A computational approach also has the benefit of allowing researchers to perform computer simulations that can examine how a manipulation of key factors might affect specific pathological dynamics; this, in turn, can suggest a focus for novel, targeted interventions. For example, stopping compulsions completely can be intolerable for many patients. Simulations can be used to examine whether nudging a patient to occasionally avoid a compulsion ³ , or to perform it in a constantly changing manner, helps reduce the emergence of habitual dominance and improves behavioral flexibility.
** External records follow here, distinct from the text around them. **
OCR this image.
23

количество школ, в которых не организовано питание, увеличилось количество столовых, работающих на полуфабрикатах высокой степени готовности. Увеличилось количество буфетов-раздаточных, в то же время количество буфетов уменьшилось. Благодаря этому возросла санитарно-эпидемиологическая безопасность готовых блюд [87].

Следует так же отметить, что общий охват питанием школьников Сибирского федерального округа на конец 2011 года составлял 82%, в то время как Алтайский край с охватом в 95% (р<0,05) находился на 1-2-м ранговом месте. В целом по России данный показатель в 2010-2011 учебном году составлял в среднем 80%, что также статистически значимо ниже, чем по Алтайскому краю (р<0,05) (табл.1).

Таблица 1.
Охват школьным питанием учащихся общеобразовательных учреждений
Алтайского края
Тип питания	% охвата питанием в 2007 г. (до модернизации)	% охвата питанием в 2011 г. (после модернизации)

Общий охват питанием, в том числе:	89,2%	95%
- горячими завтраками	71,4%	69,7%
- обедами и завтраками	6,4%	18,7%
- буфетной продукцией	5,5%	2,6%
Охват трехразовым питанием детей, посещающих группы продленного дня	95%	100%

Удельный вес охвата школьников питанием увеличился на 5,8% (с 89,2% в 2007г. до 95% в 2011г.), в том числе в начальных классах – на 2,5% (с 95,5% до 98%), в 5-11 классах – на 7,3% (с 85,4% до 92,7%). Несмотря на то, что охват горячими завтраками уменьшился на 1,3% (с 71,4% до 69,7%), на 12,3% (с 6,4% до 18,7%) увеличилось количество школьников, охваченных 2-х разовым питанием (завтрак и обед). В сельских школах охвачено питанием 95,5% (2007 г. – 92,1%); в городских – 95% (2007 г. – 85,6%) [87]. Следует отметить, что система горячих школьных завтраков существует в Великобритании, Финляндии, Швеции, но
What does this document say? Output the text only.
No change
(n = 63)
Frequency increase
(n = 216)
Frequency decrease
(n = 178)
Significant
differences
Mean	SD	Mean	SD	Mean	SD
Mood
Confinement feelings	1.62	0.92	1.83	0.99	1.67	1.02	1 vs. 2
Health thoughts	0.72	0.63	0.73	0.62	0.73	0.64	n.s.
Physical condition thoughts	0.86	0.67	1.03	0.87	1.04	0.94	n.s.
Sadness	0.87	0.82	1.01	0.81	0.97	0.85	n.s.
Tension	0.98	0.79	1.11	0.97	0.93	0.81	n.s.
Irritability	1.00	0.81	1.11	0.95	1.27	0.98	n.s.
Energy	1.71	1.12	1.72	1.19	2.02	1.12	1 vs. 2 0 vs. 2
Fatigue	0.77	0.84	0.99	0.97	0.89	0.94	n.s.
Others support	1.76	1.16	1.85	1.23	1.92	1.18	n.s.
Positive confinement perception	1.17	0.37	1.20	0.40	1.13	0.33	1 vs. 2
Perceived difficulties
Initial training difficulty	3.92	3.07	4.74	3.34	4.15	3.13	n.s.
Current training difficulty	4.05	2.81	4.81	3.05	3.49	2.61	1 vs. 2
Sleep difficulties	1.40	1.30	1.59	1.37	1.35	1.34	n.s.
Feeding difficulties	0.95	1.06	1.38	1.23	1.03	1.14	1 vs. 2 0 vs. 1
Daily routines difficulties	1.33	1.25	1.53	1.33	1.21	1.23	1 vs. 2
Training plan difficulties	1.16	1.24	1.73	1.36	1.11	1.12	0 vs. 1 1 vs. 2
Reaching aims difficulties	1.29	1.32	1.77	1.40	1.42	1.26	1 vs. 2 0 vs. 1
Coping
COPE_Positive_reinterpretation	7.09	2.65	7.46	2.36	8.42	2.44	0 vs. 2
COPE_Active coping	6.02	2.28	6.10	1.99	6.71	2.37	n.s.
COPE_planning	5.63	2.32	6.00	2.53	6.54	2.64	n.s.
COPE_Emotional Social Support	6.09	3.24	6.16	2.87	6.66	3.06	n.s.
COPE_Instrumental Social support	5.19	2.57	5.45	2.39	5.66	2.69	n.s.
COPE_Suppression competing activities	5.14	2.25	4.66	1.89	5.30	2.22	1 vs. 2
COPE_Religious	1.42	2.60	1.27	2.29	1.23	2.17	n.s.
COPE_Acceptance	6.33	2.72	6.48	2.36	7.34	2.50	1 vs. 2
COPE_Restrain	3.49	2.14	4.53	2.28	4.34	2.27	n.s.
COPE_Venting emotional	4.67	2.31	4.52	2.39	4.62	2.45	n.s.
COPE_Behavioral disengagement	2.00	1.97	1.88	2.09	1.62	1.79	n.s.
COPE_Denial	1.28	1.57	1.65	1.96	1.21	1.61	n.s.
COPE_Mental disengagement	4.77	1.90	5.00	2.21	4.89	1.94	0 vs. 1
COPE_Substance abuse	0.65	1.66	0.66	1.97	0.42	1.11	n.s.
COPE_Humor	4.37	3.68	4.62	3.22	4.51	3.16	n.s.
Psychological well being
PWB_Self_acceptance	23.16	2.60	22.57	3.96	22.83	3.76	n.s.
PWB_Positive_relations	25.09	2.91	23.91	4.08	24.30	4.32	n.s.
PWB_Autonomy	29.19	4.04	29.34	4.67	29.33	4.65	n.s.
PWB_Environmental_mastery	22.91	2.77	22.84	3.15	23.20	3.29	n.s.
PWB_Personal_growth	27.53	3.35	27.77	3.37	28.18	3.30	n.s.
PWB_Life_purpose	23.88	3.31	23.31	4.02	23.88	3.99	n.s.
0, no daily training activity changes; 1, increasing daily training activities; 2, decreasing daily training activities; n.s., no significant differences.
Similarly, the clinical practice of stressing the harm caused by certain compulsive behaviors is also supported by simulations ³ . Thus, computational simulations can efficiently reveal effects and mechanisms for various potential interventions. These predictions can then be examined in controlled experimental environments (e.g., by introducing different micro‐interventions in simple decision‐making tasks) and subsequently converted into personalized in vivo interventions, paving the way for a precision psychiatry approach to the management of OCD.

More generally, a computational psychiatry perspective helps promote greater integration of the perspectives of clinicians and basic researchers, allowing the common clinical intuition that symptoms can change across time and context to be tested using well‐specified, falsifiable models ² . Ultimately, computational models aspire to advance diagnosis and treatment.